Comment la rechute se produit: les Opiacés réduire la capacité du cerveau à se former, maintenir les synapses

L’exposition à l’héroïne fortement réduit les niveaux de la protéine nécessaire pour l’élaboration et le maintien des synapses cérébrales, une étude préclinique par l’Université de Buffalo, les chercheurs ont trouvé. Le développement de la toxicomanie de la rechute est directement liée à l’impact que les réductions de cette protéine, appelée drebrine, sur des cellules spécifiques impliqués dans le cerveau, la recherche du plaisir/les voies de récompense.



L’UB, document de recherche, l’un des premiers à tracer la physiopathologie de l’addiction de rechute, a été publié en ligne sur Sept. 12 dans Nature Communications.


La neurobiologie de la rechute


“Très peu de recherches ont examiné les mécanismes moléculaires de l’héroïne de la rechute et il n’y a presque rien publié sur les types de cellules spécifiques que ces changements se produisent dans,” a dit David Dietz, PhD, auteur principal sur le papier, le président du Département de Pharmacologie et de Toxicologie à la Jacobs School de Médecine et de Sciences Biomédicales de l’UB et membre de la faculté à l’UB programme de neuroscience.


“Ces résultats nous amènent à une meilleure compréhension de la neurobiologie de la rechute de l’opiacés. En combinaison avec d’autres résultats, la recherche devrait fournir des pistes de traitements qui peuvent empêcher une récidive de comportements.”

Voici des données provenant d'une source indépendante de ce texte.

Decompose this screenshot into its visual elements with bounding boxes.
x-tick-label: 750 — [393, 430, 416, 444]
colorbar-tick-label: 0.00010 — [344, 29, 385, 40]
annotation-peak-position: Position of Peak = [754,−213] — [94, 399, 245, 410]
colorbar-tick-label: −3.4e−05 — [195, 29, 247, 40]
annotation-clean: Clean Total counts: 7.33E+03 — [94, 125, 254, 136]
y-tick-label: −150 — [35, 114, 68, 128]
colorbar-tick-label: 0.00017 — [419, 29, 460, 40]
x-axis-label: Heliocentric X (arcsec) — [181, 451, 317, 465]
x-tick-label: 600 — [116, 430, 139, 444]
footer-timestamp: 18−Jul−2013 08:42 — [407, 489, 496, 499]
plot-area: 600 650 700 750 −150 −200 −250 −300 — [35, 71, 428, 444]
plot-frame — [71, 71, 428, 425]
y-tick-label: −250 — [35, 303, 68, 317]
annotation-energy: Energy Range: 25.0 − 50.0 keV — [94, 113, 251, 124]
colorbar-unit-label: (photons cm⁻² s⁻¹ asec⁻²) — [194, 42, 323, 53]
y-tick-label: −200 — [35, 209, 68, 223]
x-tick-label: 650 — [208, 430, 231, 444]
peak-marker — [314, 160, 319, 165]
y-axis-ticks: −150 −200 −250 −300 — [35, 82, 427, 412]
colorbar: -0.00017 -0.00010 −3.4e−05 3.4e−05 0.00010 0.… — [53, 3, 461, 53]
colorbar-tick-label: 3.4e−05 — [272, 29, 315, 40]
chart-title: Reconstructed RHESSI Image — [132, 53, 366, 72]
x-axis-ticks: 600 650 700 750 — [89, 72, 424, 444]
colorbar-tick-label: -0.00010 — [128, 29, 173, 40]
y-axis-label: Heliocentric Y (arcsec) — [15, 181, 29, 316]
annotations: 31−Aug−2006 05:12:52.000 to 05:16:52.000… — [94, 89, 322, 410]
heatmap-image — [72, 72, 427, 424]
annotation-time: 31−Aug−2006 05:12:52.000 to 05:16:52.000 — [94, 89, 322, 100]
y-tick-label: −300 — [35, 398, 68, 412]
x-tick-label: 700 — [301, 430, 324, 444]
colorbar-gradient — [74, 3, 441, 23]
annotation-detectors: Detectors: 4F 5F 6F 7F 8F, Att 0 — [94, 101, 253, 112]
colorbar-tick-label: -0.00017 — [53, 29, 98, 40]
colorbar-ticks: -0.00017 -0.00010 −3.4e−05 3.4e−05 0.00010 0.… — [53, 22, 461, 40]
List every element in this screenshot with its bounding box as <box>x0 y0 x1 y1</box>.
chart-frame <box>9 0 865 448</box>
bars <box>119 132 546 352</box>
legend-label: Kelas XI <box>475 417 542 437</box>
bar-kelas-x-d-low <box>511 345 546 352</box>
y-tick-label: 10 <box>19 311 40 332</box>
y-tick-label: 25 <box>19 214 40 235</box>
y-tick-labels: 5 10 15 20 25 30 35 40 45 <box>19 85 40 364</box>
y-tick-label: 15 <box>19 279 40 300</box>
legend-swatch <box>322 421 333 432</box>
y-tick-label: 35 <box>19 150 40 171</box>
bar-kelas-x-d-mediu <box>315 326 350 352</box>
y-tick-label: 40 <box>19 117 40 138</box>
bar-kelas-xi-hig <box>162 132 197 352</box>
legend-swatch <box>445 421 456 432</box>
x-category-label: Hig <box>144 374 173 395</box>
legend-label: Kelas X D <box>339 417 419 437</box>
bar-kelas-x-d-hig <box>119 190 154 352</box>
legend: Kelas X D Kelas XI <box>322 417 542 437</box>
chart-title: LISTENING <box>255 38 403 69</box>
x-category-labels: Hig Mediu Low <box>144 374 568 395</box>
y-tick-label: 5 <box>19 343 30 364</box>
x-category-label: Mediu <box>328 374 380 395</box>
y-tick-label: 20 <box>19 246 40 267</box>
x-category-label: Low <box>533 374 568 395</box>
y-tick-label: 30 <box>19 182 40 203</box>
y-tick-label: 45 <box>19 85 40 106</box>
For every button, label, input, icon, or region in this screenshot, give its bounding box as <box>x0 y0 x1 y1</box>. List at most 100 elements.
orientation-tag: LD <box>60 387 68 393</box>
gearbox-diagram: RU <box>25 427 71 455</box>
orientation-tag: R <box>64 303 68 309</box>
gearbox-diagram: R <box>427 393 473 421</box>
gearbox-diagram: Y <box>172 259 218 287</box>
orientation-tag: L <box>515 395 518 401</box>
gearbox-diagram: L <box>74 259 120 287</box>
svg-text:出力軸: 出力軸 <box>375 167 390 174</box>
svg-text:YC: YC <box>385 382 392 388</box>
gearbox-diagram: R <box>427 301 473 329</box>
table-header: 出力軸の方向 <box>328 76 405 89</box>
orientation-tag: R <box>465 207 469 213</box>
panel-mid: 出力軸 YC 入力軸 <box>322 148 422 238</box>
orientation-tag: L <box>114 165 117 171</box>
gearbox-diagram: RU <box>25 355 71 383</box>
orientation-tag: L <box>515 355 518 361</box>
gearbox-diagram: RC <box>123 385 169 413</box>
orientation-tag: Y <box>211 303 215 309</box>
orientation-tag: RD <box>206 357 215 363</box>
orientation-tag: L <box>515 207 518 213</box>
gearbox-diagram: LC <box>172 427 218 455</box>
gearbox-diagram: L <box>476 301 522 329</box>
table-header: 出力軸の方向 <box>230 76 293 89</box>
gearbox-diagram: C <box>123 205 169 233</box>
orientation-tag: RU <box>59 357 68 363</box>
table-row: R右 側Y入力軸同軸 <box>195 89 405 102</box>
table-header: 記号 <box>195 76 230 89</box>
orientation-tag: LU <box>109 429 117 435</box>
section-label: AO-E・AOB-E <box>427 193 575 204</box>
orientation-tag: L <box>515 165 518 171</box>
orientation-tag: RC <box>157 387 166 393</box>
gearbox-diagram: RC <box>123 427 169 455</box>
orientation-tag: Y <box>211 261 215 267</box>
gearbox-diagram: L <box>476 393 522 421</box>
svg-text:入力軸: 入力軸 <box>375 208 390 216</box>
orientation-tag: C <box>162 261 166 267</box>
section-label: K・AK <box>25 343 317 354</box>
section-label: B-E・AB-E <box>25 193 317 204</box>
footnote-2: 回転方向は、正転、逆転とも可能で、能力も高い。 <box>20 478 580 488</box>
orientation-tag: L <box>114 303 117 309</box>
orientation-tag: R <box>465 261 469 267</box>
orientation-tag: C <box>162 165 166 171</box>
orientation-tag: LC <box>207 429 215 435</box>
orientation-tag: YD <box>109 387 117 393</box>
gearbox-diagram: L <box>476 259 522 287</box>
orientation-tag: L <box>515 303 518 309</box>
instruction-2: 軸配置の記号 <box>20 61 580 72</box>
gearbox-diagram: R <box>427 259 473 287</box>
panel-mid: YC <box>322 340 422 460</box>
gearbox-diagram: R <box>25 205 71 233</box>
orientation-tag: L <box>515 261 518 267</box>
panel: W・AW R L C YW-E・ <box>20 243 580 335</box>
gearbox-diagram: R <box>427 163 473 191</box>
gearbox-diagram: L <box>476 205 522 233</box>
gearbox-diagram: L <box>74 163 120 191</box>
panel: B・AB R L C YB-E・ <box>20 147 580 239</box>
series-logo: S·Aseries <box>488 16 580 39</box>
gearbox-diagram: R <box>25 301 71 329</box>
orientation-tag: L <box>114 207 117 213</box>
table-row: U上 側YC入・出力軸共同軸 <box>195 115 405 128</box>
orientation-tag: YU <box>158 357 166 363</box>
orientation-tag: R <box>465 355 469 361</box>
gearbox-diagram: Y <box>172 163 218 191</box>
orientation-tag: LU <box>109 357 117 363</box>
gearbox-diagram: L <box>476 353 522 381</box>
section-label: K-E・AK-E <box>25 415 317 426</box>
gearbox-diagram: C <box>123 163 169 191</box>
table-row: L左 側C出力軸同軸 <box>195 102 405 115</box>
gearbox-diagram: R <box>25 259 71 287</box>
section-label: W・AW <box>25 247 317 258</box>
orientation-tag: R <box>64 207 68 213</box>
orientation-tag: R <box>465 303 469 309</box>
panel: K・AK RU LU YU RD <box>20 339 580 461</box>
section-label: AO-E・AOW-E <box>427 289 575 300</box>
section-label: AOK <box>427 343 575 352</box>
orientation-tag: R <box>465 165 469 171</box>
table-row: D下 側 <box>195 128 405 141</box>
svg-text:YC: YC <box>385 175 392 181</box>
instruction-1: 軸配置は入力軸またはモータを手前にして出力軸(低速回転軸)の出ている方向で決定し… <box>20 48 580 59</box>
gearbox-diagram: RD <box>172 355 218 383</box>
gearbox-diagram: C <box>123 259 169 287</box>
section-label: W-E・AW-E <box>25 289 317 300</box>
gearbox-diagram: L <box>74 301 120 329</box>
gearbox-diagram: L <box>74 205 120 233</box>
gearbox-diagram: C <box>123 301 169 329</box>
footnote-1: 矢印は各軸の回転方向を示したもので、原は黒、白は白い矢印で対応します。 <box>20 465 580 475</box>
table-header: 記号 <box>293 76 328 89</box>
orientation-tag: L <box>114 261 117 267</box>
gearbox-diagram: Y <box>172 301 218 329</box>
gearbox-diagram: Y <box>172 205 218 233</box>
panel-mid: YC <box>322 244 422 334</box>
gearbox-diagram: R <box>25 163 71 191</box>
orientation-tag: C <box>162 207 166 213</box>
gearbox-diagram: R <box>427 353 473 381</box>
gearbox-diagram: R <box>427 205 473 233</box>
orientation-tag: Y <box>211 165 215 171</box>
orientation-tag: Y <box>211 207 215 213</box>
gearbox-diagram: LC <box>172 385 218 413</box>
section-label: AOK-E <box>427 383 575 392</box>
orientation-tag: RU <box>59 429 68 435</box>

La plupart des traitements actuellement disponibles sont les thérapies de remplacement, aucun de qui adresse les changements fondamentaux qui se produisent dans la dépendance, et conduire à une rechute, qui reste une question insoluble.


Dietz et ses collègues ont axé l’essentiel de leurs recherches sur le taux de rechute après la dépendance aux opiacés et le retrait et la plasticité structurale dans le cerveau qu’ils provoquent. Il a récemment reçu plus de 2 millions de dollars des Instituts de la Santé Nationaux (NIH) pour continuer la recherche sur la drebrine et d’autres cibles potentielles pour le traitement de l’addiction à la drogue.


Drebrine était de l’intérêt parce que la perte de la protéine a été précédemment impliqués dans les maladies du cerveau, comme la maladie d’Alzheimer et le syndrome de Down.


“Depuis drebrine est responsable du développement et du maintien des synapses, nous nous sommes demandé s’il était aussi impliqué dans la dépendance aux drogues d’abus, conduisant finalement à une rechute”, a déclaré Dietz.


Dans les expériences avec les rongeurs, l’UB équipe a déterminé que l’exposition à de l’héroïne et de la morphine réduit drebrine niveaux dans le noyau accumbens, une partie de la clé de récompense du cerveau de la voie.


Synaptique recâblage


Les chercheurs ont constaté que l’exposition aux opiacés causes synaptique recâblage dans cette partie du cerveau, ainsi que d’une diminution de drenditic épines, les saillies sur les neurones qui jouent un rôle clé dans la transmission neuronale, l’apprentissage et la mémoire.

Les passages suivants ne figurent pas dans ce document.